Raumfahrt | 27. März 2023 | von Simone Del Togno

GALA auf JUICE Teil 3: Herausforderung Strahlenbelastung am ‚Mount Everest des Sonnensystems‘

Künstlerische Darstellung des Magnetfelds des Jupiters
Quelle: JPL/NASA
Künstlerische Darstellung des Magnetfelds des Jupiters

GALA wird im Jupitersystem mit einer der feindlichsten Umgebungen im Sonnensystem konfrontiert sein: Der Weltraum um den Planeten ist mit einer enorm hohen Strahlung gesättigt, die so stark ist, dass sie die Leistung wissenschaftlicher Instrumente im Orbit beeinträchtigen oder sie sogar zerstören kann. GALA, das Ganymed Laser Altimeter, ist eines von zehn Instrumenten an Bord der Mission JUICE, die im April 2023 zum fünften Planeten des Sonnensystems aufbrechen wird. Es wurde aufwändig entwickelt und getestet, um in dieser extremen Umgebung zu überleben und korrekt zu funktionieren.##markend##

Der Jupiter ist sozusagen der ‚Mount Everest des Sonnensystems‘, was die Strahlungswerte angeht. Der massereichste fünfte Planet weist das stärkste Magnetfeld auf. Es erstreckt sich über mehrere Millionen Kilometer. Geladene Teilchen wie Protonen, Elektronen und Ionen werden vom Sonnenwind und von den vulkanischen Auswürfen des Mondes Io eingefangen: Das Magnetfeld beschleunigt diese Teilchen und macht sie so zu kleinen, geladenen Geschossen, die GALA ständig bombardieren werden. Im Gegensatz zu den meisten anderen Planeten wird der ‚donut-förmige‘ Strahlungsgürtel des Jupiters weitgehend von Elektronen dominiert, die eine höhere Eindringtiefe haben als Protonen und Ionen – was mehr Abschirmungsmaterial zum Schutz der inneren, empfindlichen Teile des Instruments erfordert.

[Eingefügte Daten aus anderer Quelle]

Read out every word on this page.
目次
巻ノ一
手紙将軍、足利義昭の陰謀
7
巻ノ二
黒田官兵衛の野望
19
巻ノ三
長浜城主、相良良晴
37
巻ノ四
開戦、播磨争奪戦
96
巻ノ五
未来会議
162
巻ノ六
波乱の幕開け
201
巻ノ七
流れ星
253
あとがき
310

In unserem täglichen Leben sind Beispiele für die Strahlenabschirmung der Bleikittel bei Röntgenuntersuchungen oder die dicke Metallkugel um Kernreaktoren. Leider erzeugt die Wechselwirkung von Elektronen mit der Abschirmung Bremsstrahlung: namentlich Gammastrahlen, also hochenergetische Photonen, die eine noch größere Eindringtiefe haben und daher auch die noch so gut abgeschirmten Teile des Instruments erreichen können. Während der dichtesten Annäherung an den Jupiter wird der Strahlungsfluss mehr als eine halbe Million Mal höher sein als der durchschnittliche Wert auf der Erde. Das entspricht mehr als 7700 Mammographien pro Tag.

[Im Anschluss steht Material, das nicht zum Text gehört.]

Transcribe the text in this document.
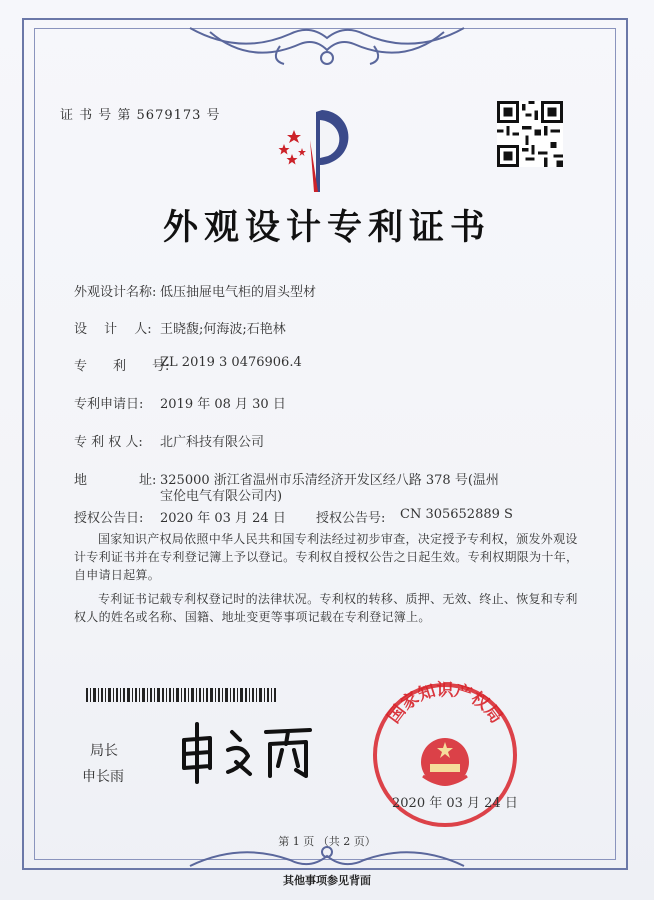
证 书 号 第 5679173 号
外观设计专利证书
外观设计名称: 低压抽屉电气柜的眉头型材
设　 计　 人: 王晓馥;何海波;石艳林
专　　利　　号:
ZL 2019 3 0476906.4
专利申请日: 2019 年 08 月 30 日
专 利 权 人: 北广科技有限公司
地　　　　址: 325000 浙江省温州市乐清经济开发区经八路 378 号(温州
宝伦电气有限公司内)
授权公告日: 2020 年 03 月 24 日 授权公告号: CN 305652889 S
国家知识产权局依照中华人民共和国专利法经过初步审查，决定授予专利权，颁发外观设计专利证书并在专利登记簿上予以登记。专利权自授权公告之日起生效。专利权期限为十年，自申请日起算。
专利证书记载专利权登记时的法律状况。专利权的转移、质押、无效、终止、恢复和专利权人的姓名或名称、国籍、地址变更等事项记载在专利登记簿上。
局长
申长雨
国家知识产权局
2020 年 03 月 24 日
第 1 页 （共 2 页）
其他事项参见背面
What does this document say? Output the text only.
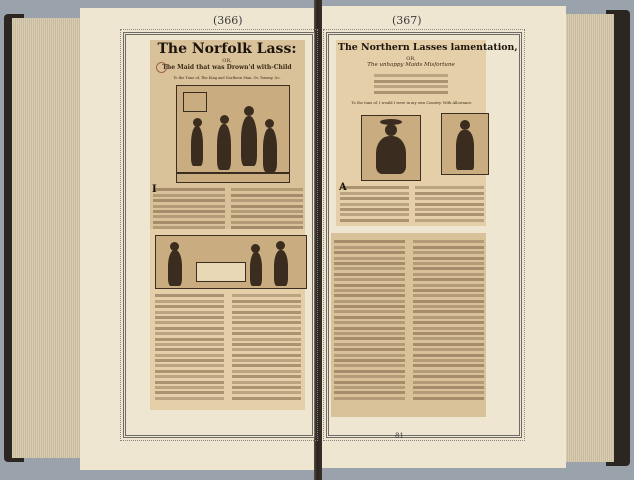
(366)	(367)
The Norfolk Lass:
OR,
The Maid that was Drown'd with-Child
To the Tune of, The King and Northern Man. Or, Tommy, &c.
I
The Northern Lasses lamentation,
OR,
The unhappy Maids Misfortune
To the tune of, I would I were in my own Country. With Allowance.
A
81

Quelle: © Hensoldt Optronics
Ein Teil der GALA-Transceiver-Einheit. Der empfindliche Detektor befindet sich in dem grauen zylindrischen Teil in der Mitte der Einheit, die analoge Elektronikplatine (im Bild unten) befindet sich im rosafarbenen Teil des Gehäuses, die Laseroptik im unteren Teil der Einheit (unscharf).

Die strahlungsempfindlichsten Teile von GALA sind die elektronischen Komponenten im Laser und auf den Leiterplatten, allen voran der Detektor. Die Laserstäbe sind die Teile, in denen das Laserlicht erzeugt wird, und sie sind besonders strahlungsempfindlich: Für GALA wurden spezielle Laserkristalle entwickelt und qualifiziert. Es sind sogenannte Neodym-YAG-Kristalle ohne Cr3+-Ionen als Dotierungsmittel, wie es üblich ist. Denn auch, wenn Chrom die Strahlungsempfindlichkeit reduziert, so verringert es doch die Leistung des Lasers erheblich.

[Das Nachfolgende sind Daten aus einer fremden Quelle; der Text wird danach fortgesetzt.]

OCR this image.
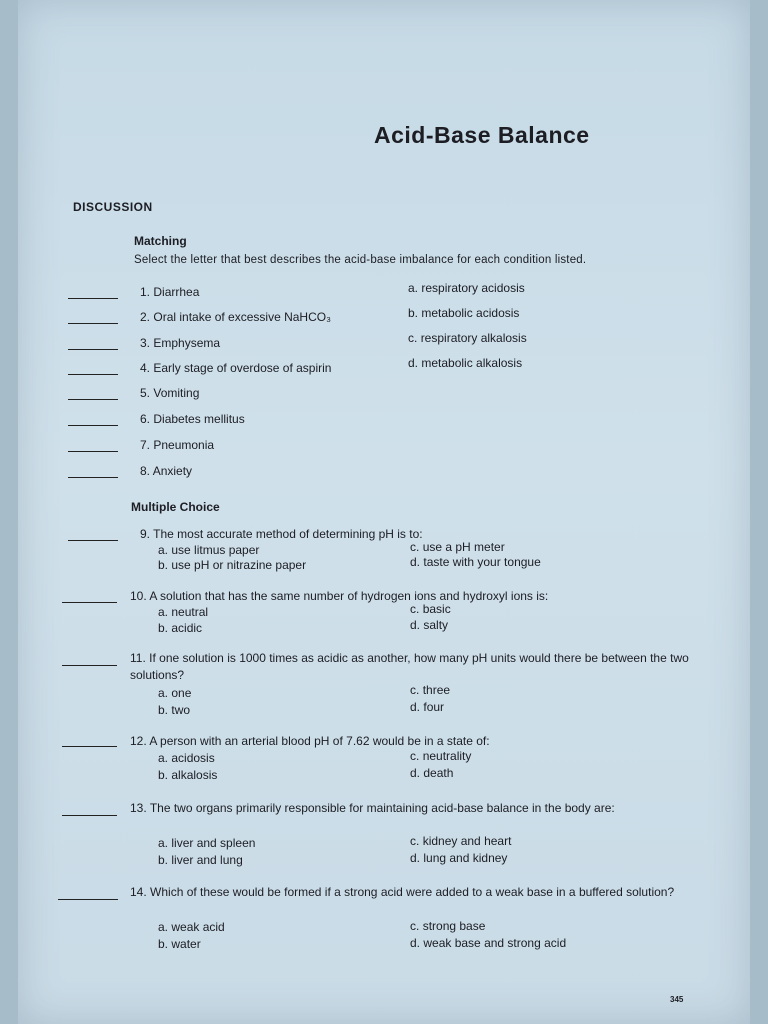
Acid-Base Balance
DISCUSSION
Matching
Select the letter that best describes the acid-base imbalance for each condition listed.
1. Diarrhea	a. respiratory acidosis
2. Oral intake of excessive NaHCO₃	b. metabolic acidosis
3. Emphysema	c. respiratory alkalosis
4. Early stage of overdose of aspirin	d. metabolic alkalosis
5. Vomiting
6. Diabetes mellitus
7. Pneumonia
8. Anxiety
Multiple Choice
9. The most accurate method of determining pH is to:
a. use litmus paper
b. use pH or nitrazine paper
c. use a pH meter
d. taste with your tongue
10. A solution that has the same number of hydrogen ions and hydroxyl ions is:
a. neutral
b. acidic
c. basic
d. salty
11. If one solution is 1000 times as acidic as another, how many pH units would there be between the two solutions?
a. one
b. two
c. three
d. four
12. A person with an arterial blood pH of 7.62 would be in a state of:
a. acidosis
b. alkalosis
c. neutrality
d. death
13. The two organs primarily responsible for maintaining acid-base balance in the body are:
a. liver and spleen
b. liver and lung
c. kidney and heart
d. lung and kidney
14. Which of these would be formed if a strong acid were added to a weak base in a buffered solution?
a. weak acid
b. water
c. strong base
d. weak base and strong acid
345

Daher wurde beschlossen, reine Laserkristalle zu verwenden, diese aber mit einer starken Abschirmung zu schützen. Optische Elemente wie Linsen oder Spiegel sind ebenfalls sehr strahlungsempfindlich: Hohe Strahlungsdosen können ihre Oberflächen trüben oder verdunkeln. Die Verwendung elektrisch isolierender Materialien wie Kunststoffe und Polymere war strengstens untersagt. Die durch den Elektronenbeschuss kumulierte elektrische Ladung kann – wie bei einem Luftballon nach dem Reiben an einem Kleidungsstück – ungewollte Lichtbögen verursachen, die das Material physikalisch zerstören.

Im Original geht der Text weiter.